It's 10:20 and I know I should be in bed. I left work an hour early today after feeling so crappy and getting in trouble with my boss for taking a nap during my lunch hour (I was under the impression that my lunch hour was MINE and that I could do whatever I wanted during that hour but apparently that came with an asterick.) and came home only to crash onto my bed with a throbbing headache and a nauseated stomach. I just started to cry out in pain because I have no idea where this is all coming from. It took me forever to get to sleep but I finally passed out and woke up at about 6. So I slept for about two hours.

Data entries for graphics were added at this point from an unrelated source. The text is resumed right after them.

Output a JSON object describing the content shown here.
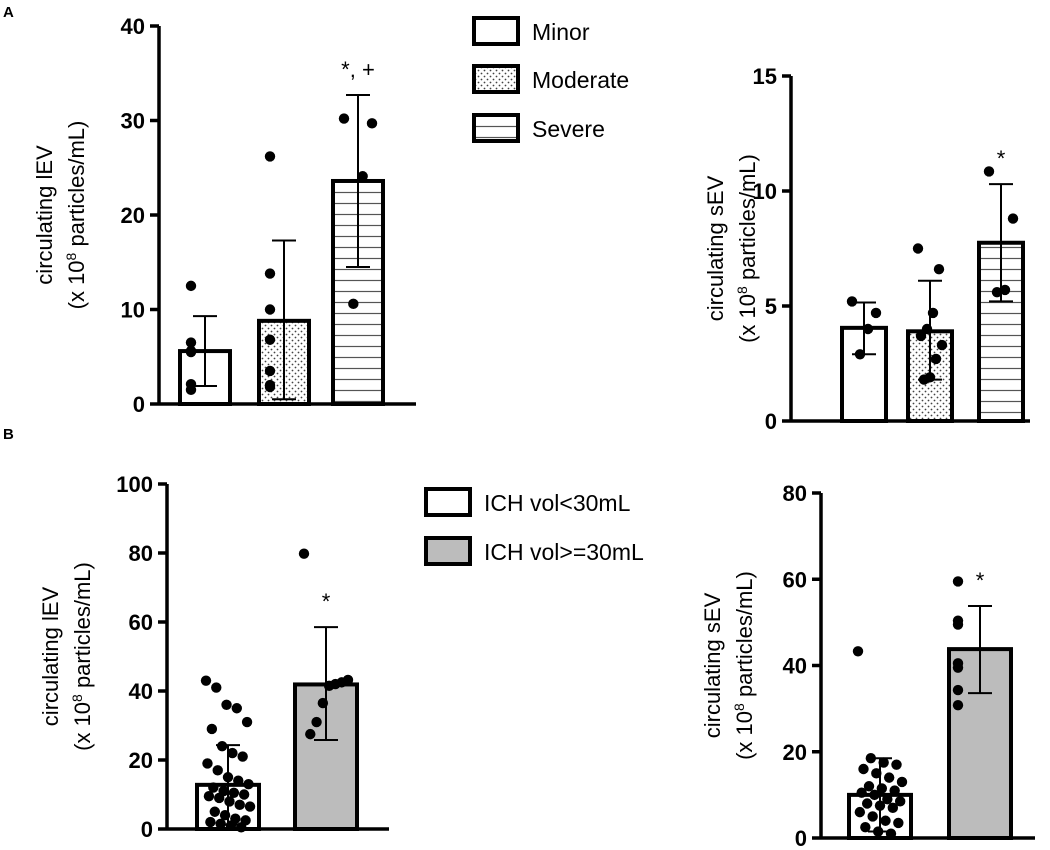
{
  "panel_labels": {
    "a": "A",
    "b": "B"
  },
  "legend_a": [
    {
      "label": "Minor",
      "pattern": "open"
    },
    {
      "label": "Moderate",
      "pattern": "dots"
    },
    {
      "label": "Severe",
      "pattern": "hlines"
    }
  ],
  "legend_b": [
    {
      "label": "ICH vol<30mL",
      "pattern": "open"
    },
    {
      "label": "ICH vol>=30mL",
      "pattern": "gray"
    }
  ],
  "chart_data": [
    {
      "id": "A-left",
      "type": "bar",
      "ylabel_line1": "circulating lEV",
      "ylabel_line2_pre": "(x 10",
      "ylabel_line2_sup": "8",
      "ylabel_line2_post": " particles/mL)",
      "ylim": [
        0,
        40
      ],
      "yticks": [
        0,
        10,
        20,
        30,
        40
      ],
      "categories": [
        "Minor",
        "Moderate",
        "Severe"
      ],
      "series": [
        {
          "pattern": "open",
          "mean": 5.6,
          "sd_upper": 9.3,
          "sd_lower": 1.9,
          "points": [
            12.5,
            6.5,
            5.6,
            5.6,
            5.5,
            2.1,
            1.5
          ],
          "annotation": ""
        },
        {
          "pattern": "dots",
          "mean": 8.8,
          "sd_upper": 17.3,
          "sd_lower": 0.5,
          "points": [
            26.2,
            13.8,
            10.0,
            6.8,
            3.5,
            2.0,
            1.8
          ],
          "annotation": ""
        },
        {
          "pattern": "hlines",
          "mean": 23.6,
          "sd_upper": 32.7,
          "sd_lower": 14.5,
          "points": [
            30.2,
            29.7,
            24.1,
            10.6
          ],
          "annotation": "*, +"
        }
      ]
    },
    {
      "id": "A-right",
      "type": "bar",
      "ylabel_line1": "circulating sEV",
      "ylabel_line2_pre": "(x 10",
      "ylabel_line2_sup": "8",
      "ylabel_line2_post": " particles/mL)",
      "ylim": [
        0,
        15
      ],
      "yticks": [
        0,
        5,
        10,
        15
      ],
      "categories": [
        "Minor",
        "Moderate",
        "Severe"
      ],
      "series": [
        {
          "pattern": "open",
          "mean": 4.05,
          "sd_upper": 5.15,
          "sd_lower": 2.9,
          "points": [
            5.2,
            4.7,
            4.0,
            2.9
          ],
          "annotation": ""
        },
        {
          "pattern": "dots",
          "mean": 3.9,
          "sd_upper": 6.1,
          "sd_lower": 1.8,
          "points": [
            7.5,
            6.6,
            4.7,
            4.0,
            3.7,
            3.3,
            2.7,
            1.9,
            1.8
          ],
          "annotation": ""
        },
        {
          "pattern": "hlines",
          "mean": 7.75,
          "sd_upper": 10.3,
          "sd_lower": 5.2,
          "points": [
            10.85,
            8.8,
            5.7,
            5.6
          ],
          "annotation": "*"
        }
      ]
    },
    {
      "id": "B-left",
      "type": "bar",
      "ylabel_line1": "circulating lEV",
      "ylabel_line2_pre": "(x 10",
      "ylabel_line2_sup": "8",
      "ylabel_line2_post": " particles/mL)",
      "ylim": [
        0,
        100
      ],
      "yticks": [
        0,
        20,
        40,
        60,
        80,
        100
      ],
      "categories": [
        "ICH vol<30mL",
        "ICH vol>=30mL"
      ],
      "series": [
        {
          "pattern": "open",
          "mean": 12.8,
          "sd_upper": 24.3,
          "sd_lower": 1.3,
          "points": [
            43,
            41,
            36,
            35,
            31,
            29,
            24,
            22,
            21,
            19,
            17,
            15,
            14,
            13,
            12,
            11,
            10.5,
            10,
            9.5,
            9,
            8,
            7,
            6.5,
            5,
            4,
            3,
            2.5,
            2,
            1.5,
            1,
            0.5
          ],
          "annotation": ""
        },
        {
          "pattern": "gray",
          "mean": 41.9,
          "sd_upper": 58.5,
          "sd_lower": 25.8,
          "points": [
            79.8,
            43.2,
            42.5,
            42,
            41.5,
            36.5,
            31,
            27.5
          ],
          "annotation": "*"
        }
      ]
    },
    {
      "id": "B-right",
      "type": "bar",
      "ylabel_line1": "circulating sEV",
      "ylabel_line2_pre": "(x 10",
      "ylabel_line2_sup": "8",
      "ylabel_line2_post": " particles/mL)",
      "ylim": [
        0,
        80
      ],
      "yticks": [
        0,
        20,
        40,
        60,
        80
      ],
      "categories": [
        "ICH vol<30mL",
        "ICH vol>=30mL"
      ],
      "series": [
        {
          "pattern": "open",
          "mean": 10.0,
          "sd_upper": 18.5,
          "sd_lower": 1.5,
          "points": [
            43.3,
            18.5,
            17.5,
            17,
            16,
            15,
            14,
            13,
            12,
            11.5,
            11,
            10.5,
            10,
            9,
            8.5,
            8,
            7.5,
            7,
            6,
            5,
            4,
            3.5,
            2.5,
            1.5,
            1
          ],
          "annotation": ""
        },
        {
          "pattern": "gray",
          "mean": 43.8,
          "sd_upper": 53.8,
          "sd_lower": 33.6,
          "points": [
            59.5,
            50.4,
            49.5,
            40.5,
            39.5,
            34.3,
            30.8
          ],
          "annotation": "*"
        }
      ]
    }
  ]
}
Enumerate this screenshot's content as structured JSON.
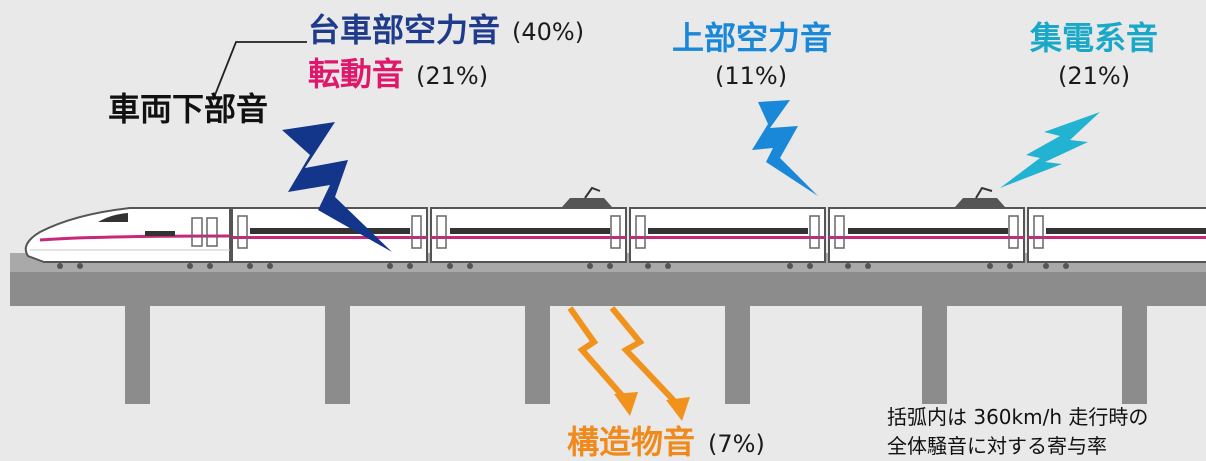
{
  "labels": {
    "undercar": {
      "title": "車両下部音"
    },
    "bogie": {
      "title": "台車部空力音",
      "percent": "(40%)",
      "color": "#1f3c8c"
    },
    "rolling": {
      "title": "転動音",
      "percent": "(21%)",
      "color": "#e0186c"
    },
    "upper": {
      "title": "上部空力音",
      "percent": "(11%)",
      "color": "#1a88d8"
    },
    "collector": {
      "title": "集電系音",
      "percent": "(21%)",
      "color": "#1aa8c8"
    },
    "structure": {
      "title": "構造物音",
      "percent": "(7%)",
      "color": "#f08a1c"
    }
  },
  "note": {
    "line1": "括弧内は 360km/h 走行時の",
    "line2": "全体騒音に対する寄与率"
  },
  "colors": {
    "background": "#e9e9e9",
    "viaduct": "#8c8c8c",
    "rail": "#a8a8a8",
    "train_body": "#ffffff",
    "train_stripe": "#c8287a",
    "bolt_navy": "#13358a",
    "bolt_blue": "#1a88d8",
    "bolt_cyan": "#22b2d2",
    "bolt_orange": "#f0921c"
  },
  "icons": [
    "lightning-bolt-icon",
    "pantograph-icon"
  ]
}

And then I went online to check my email. I had joined this alopecia areata online yahoo email group and really haven't been writing at all, just lurking and reading other people's posts. Reading some of those posts is worse than watching the Lifetime channel. I stopped reading them at lunchtime at work because I end up sitting there, tearing up and crying in my cubicle. All these stories from these people (mostly women) explaining their struggles with alopecia and the emotional struggles they have had to face over the years. How they found out that they had it - how it was to not have eyebrows or eyelashes or any sort of hair at all on their bodies. How just without the hair on their scalp it has been such a long emotionally tiring road for them - the posts with lists of medications that might trigger alopecia, the posts that hold confessions of being embarrassed, and humiliated, the same feelings that I have felt for the past few weeks while staring into the mirror every morning.

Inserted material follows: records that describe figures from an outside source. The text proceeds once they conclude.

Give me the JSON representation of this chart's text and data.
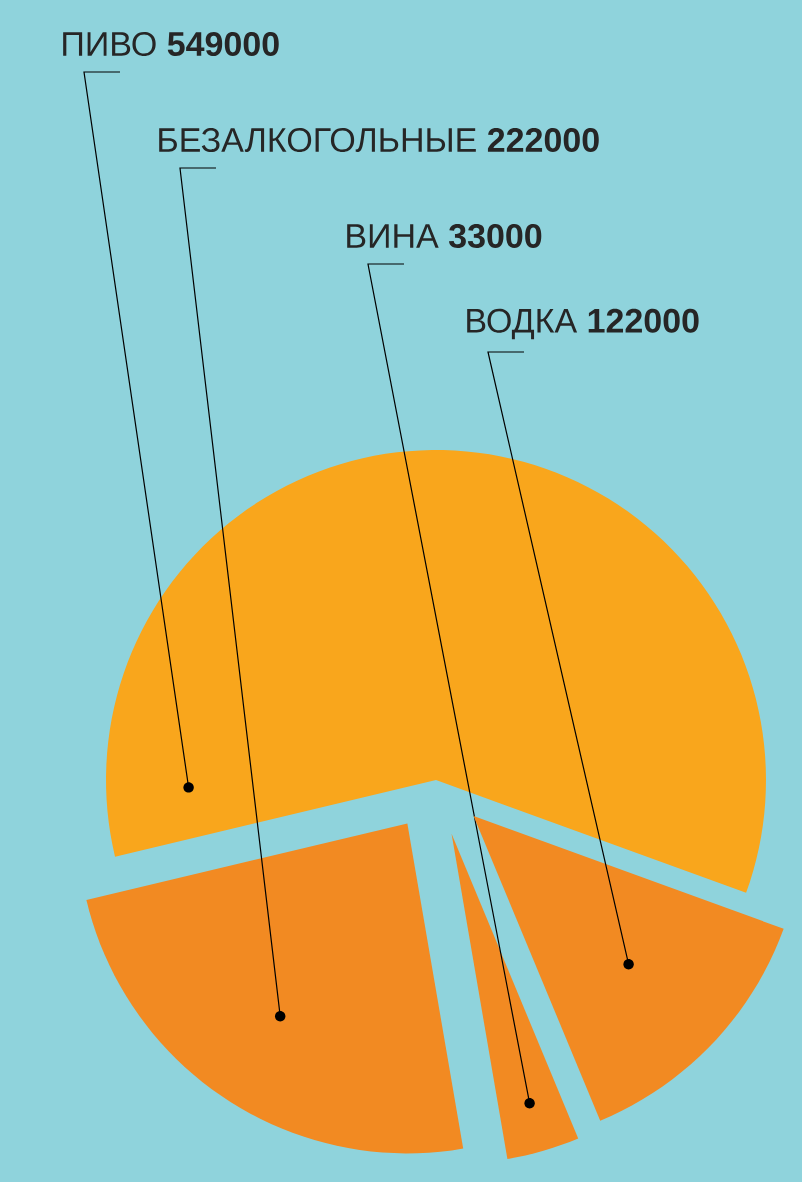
{
  "chart_data": {
    "type": "pie",
    "categories": [
      "ПИВО",
      "БЕЗАЛКОГОЛЬНЫЕ",
      "ВИНА",
      "ВОДКА"
    ],
    "values": [
      549000,
      222000,
      33000,
      122000
    ],
    "colors": [
      "#f9a61c",
      "#f28a22",
      "#f28a22",
      "#f28a22"
    ],
    "data_labels": true
  }
}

I read these posts, and I see so much of myself in these women. It comes with a comforting and frightening feeling at the same time. On one hand, I am comforted by the fact that I know that I am not alone and that there are so many people out there that deal with this day in and day out. On the other hand, I see the struggle even more through them, and hear all these stories of people who find steroids that work for them but come with other side effects - or that after their hair grows back ten times stronger that immediately it falls out again in less time than before. I read about other women who after so many years of dealing with the disease have given up the fight and decide to just shave off their hair and never look back. It makes me scared to think that I might be bald for the rest of my life. But why? I keep asking myself why I am so upset over this - because it is after all, just hair. It is just a vanity thing, right? Or is it more than that? Is it a psychological thing that goes deeper than just the hair on my head? I am not sure - but a part of me still feels a little silly for being so frightened over losing all of my hair. The thought of always having to wear a wig for the rest of my life. I guess because it was never anything that I ever thought I would have to think about.
Funny how things work out like that.